Wave Modifier¶
The Wave Modifier adds a ripple-like motion to an object’s geometry.
This modifier is available for meshes, lattices, curves, surfaces and texts.
Options¶
Motion¶
- Axis
The wave effect deforms vertices/control points in the Z direction, originating from the given starting point and propagating along the object with circular wave fronts (if both X and Y are enabled), or with rectilinear wave fronts (if only one axis is enabled), then parallel to the axis corresponding to the X or Y button activated.
X, Y
- Cyclic
- Repeats the waves cyclically, rather than a single pulse.
- Normals
- For meshes only. Displaces the mesh along the surface normals (instead of the object’s Z-axis).
Time¶
Settings to control the animation.
- Offset
- Time offset in frames. The frame at which the wave begins (if Speed is positive), or ends (if Speed is negative). Use a negative frame number to prime and pre-start the waves.
- Life
- Duration of animation in frames. When set to zero, loops the animation forever.
- Damping
- An additional number of frames in which the wave slowly damps from the Height value to zero after Life is reached. The dampening occurs for all the ripples and begins in the first frame after the Life is over. Ripples disappear over Damping frames.
Position¶
- Position
Coordinates of the center of the waves, in the object’s local coordinates.
X, Y
- Falloff
- Controls how fast the waves fade out as they travel away from the coordinates above (or those of the Start Position Object).
- Start Position Object
- Use another object as the reference for the starting position of the wave. Note that you then can animate this object’s position, to change the wave’s origin across time.
Delimiter & Noise¶
- Vertex Group
- For meshes only. A vertex group name, used to control the parts of the mesh affected by the wave effect, and to what extent (using vertex weights). Note a newly created vertex group has empty weights
- Texture
Use this texture to control the object’s displacement level. Animated textures can give very interesting results here.
- Texture Coordinates
This menu lets you choose the texture’s coordinates for displacement:
- Local
- Object’s local coordinates.
- Global
- Global coordinates.
- Object
- Adds an additional field just below, to type in the name of the object from which to get the texture coordinates.
- UV
- Adds an extra UV map property, to select the UV map to be used.
Arguments¶
The arguments of the wave function.
- Speed
- The speed, in BU (for “Blender Units”) per frame, of the ripple.
- Height
- The height or amplitude, in BU, of the ripple.
- Width
- Half of the width, in BU, between the tops of two subsequent ripples (if Cyclic is enabled).
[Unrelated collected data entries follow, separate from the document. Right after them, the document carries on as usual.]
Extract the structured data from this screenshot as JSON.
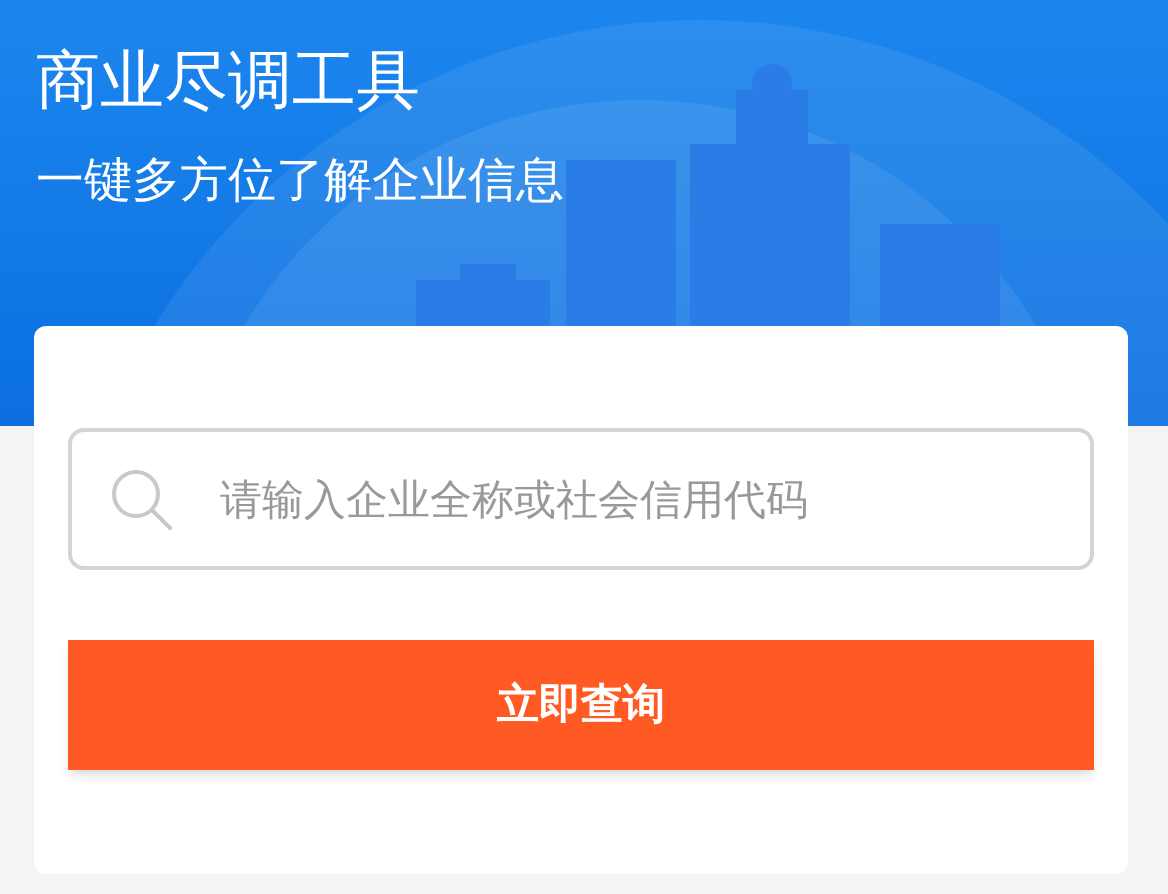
{
  "header": {
    "title": "商业尽调工具",
    "subtitle": "一键多方位了解企业信息"
  },
  "search": {
    "placeholder": "请输入企业全称或社会信用代码"
  },
  "button": {
    "label": "立即查询"
  }
}
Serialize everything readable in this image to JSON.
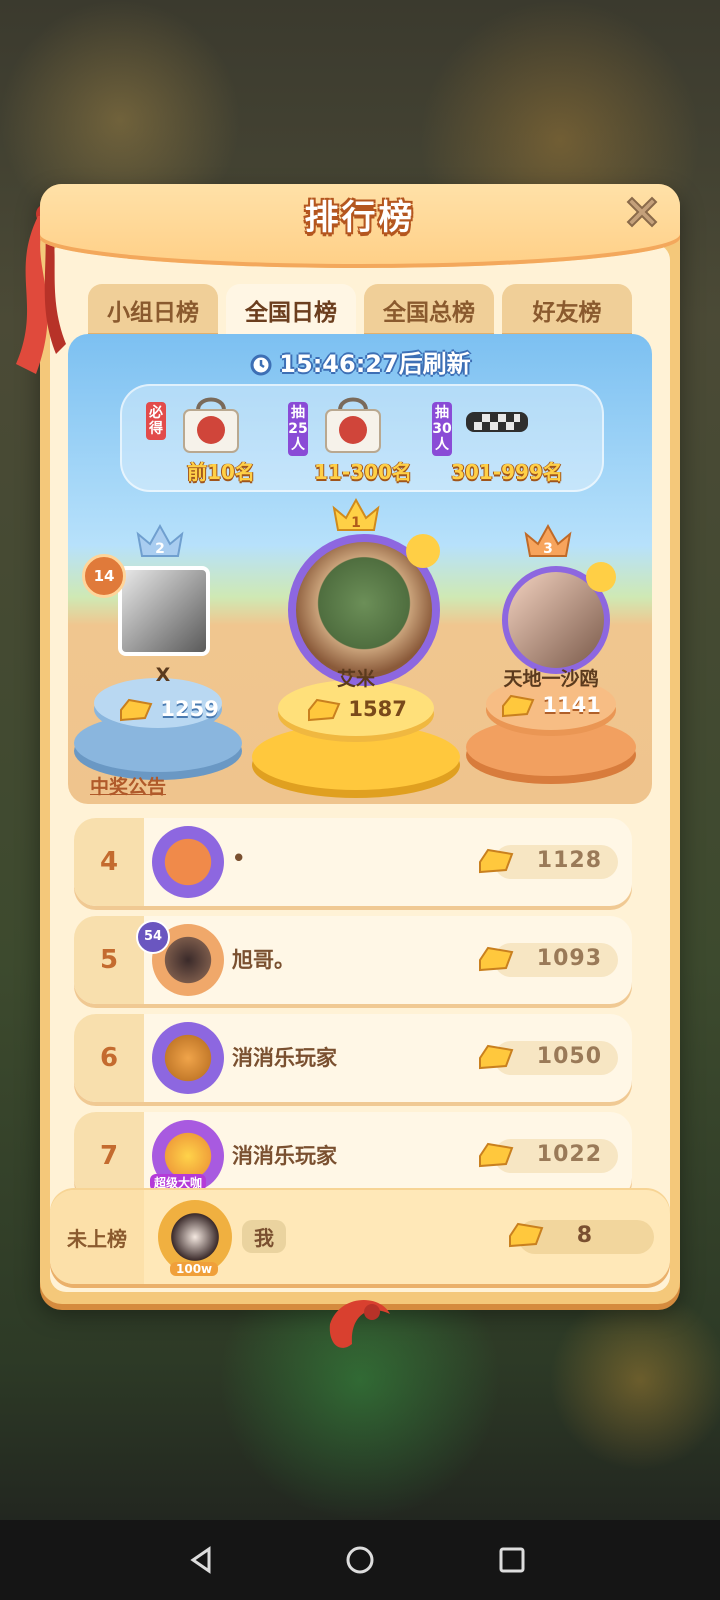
{
  "panel": {
    "title": "排行榜",
    "tabs": [
      {
        "label": "小组日榜",
        "active": false
      },
      {
        "label": "全国日榜",
        "active": true
      },
      {
        "label": "全国总榜",
        "active": false
      },
      {
        "label": "好友榜",
        "active": false
      }
    ],
    "refresh_time": "15:46:27",
    "refresh_suffix": "后刷新",
    "prizes": [
      {
        "tag": "必得",
        "range": "前10名",
        "item_icon": "tote-bag-icon"
      },
      {
        "tag": "抽25人",
        "range": "11-300名",
        "item_icon": "tote-bag-icon"
      },
      {
        "tag": "抽30人",
        "range": "301-999名",
        "item_icon": "waist-bag-icon"
      }
    ],
    "podium": [
      {
        "rank": "2",
        "name": "X",
        "score": "1259",
        "level": "14"
      },
      {
        "rank": "1",
        "name": "艾米",
        "score": "1587"
      },
      {
        "rank": "3",
        "name": "天地一沙鸥",
        "score": "1141"
      }
    ],
    "notice_link": "中奖公告",
    "rows": [
      {
        "rank": "4",
        "name": "•",
        "score": "1128"
      },
      {
        "rank": "5",
        "name": "旭哥。",
        "score": "1093",
        "level": "54"
      },
      {
        "rank": "6",
        "name": "消消乐玩家",
        "score": "1050"
      },
      {
        "rank": "7",
        "name": "消消乐玩家",
        "score": "1022",
        "badge": "超级大咖"
      }
    ],
    "me": {
      "rank": "未上榜",
      "name": "我",
      "score": "8",
      "badge": "100w"
    }
  },
  "colors": {
    "accent": "#f4c87a",
    "gold": "#ffc83d",
    "stage_sky": "#7cc0f1"
  }
}
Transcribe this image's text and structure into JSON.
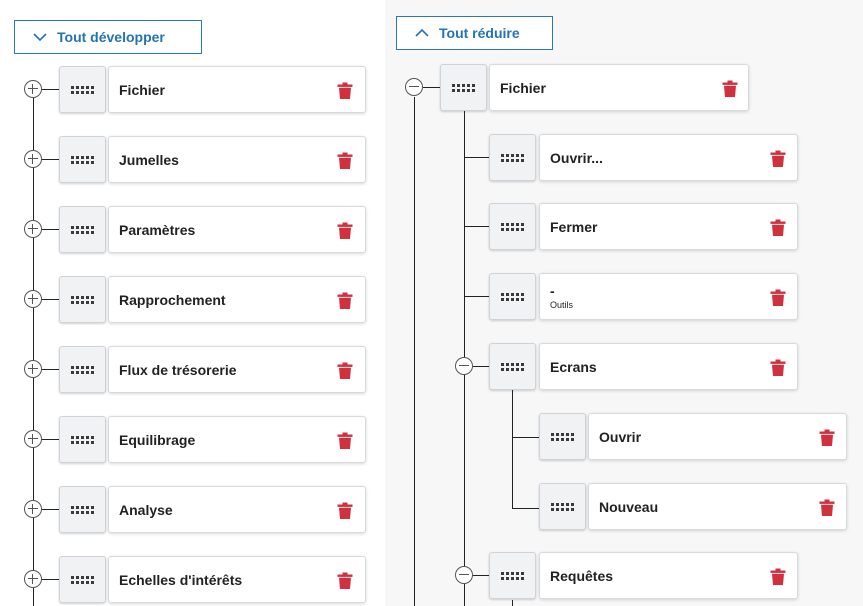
{
  "left": {
    "toggle_button": {
      "label": "Tout développer",
      "icon": "chevron-down-icon"
    },
    "items": [
      {
        "label": "Fichier"
      },
      {
        "label": "Jumelles"
      },
      {
        "label": "Paramètres"
      },
      {
        "label": "Rapprochement"
      },
      {
        "label": "Flux de trésorerie"
      },
      {
        "label": "Equilibrage"
      },
      {
        "label": "Analyse"
      },
      {
        "label": "Echelles d'intérêts"
      }
    ]
  },
  "right": {
    "toggle_button": {
      "label": "Tout réduire",
      "icon": "chevron-up-icon"
    },
    "root": {
      "label": "Fichier"
    },
    "children": [
      {
        "label": "Ouvrir..."
      },
      {
        "label": "Fermer"
      },
      {
        "label": "-",
        "sublabel": "Outils"
      },
      {
        "label": "Ecrans"
      },
      {
        "label": "Requêtes"
      }
    ],
    "grandchildren": [
      {
        "label": "Ouvrir"
      },
      {
        "label": "Nouveau"
      }
    ]
  },
  "colors": {
    "accent": "#2474b1",
    "delete": "#d0313f",
    "connector": "#222222"
  }
}
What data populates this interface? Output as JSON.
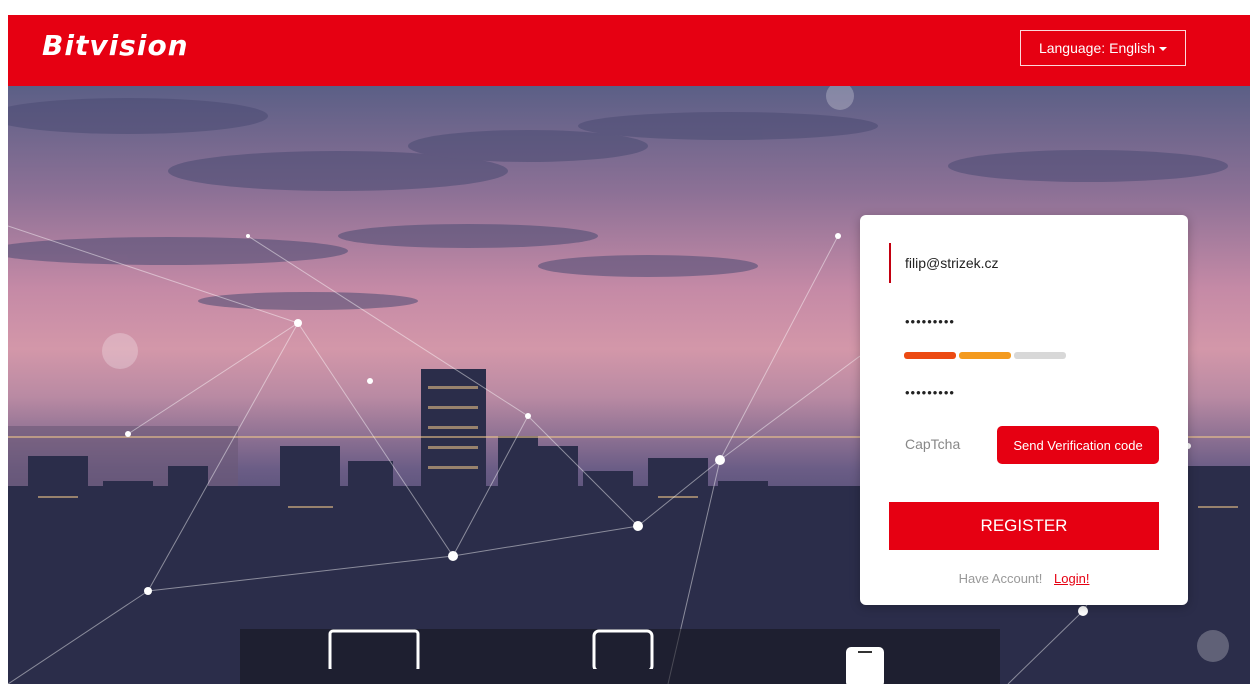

This has an indirect effect on the ripple amplitude. If the pulses are too near to each other, the wave may not reach the zero Z-position, so in this case Blender actually lowers the whole wave so that the minimum is zero and, consequently, the maximum is lower than the expected amplitude. See Technical Details and Hints below.
- Narrowness
- The actual width of each pulse: the higher the value the narrower the pulse. The actual width of the area in which the single pulse is apparent is given by 4/ Narrowness. That is, if Narrowness is 1 the pulse is 4 units wide, and if Narrowness is 4 the pulse is 1 unit wide.
Important
All the values described above must be multiplied with the corresponding Scale values of the object to get the real dimensions.
Technical Details and Hints¶
The relationship of the above values is described here:
To obtain a nice wave effect similar to sea waves and close to a sinusoidal wave, make the distance between following ripples and the ripple width equal; that is, the Narrowness value must be equal to 2/ Width. E.g. for Width to be 1, set Narrow to 2.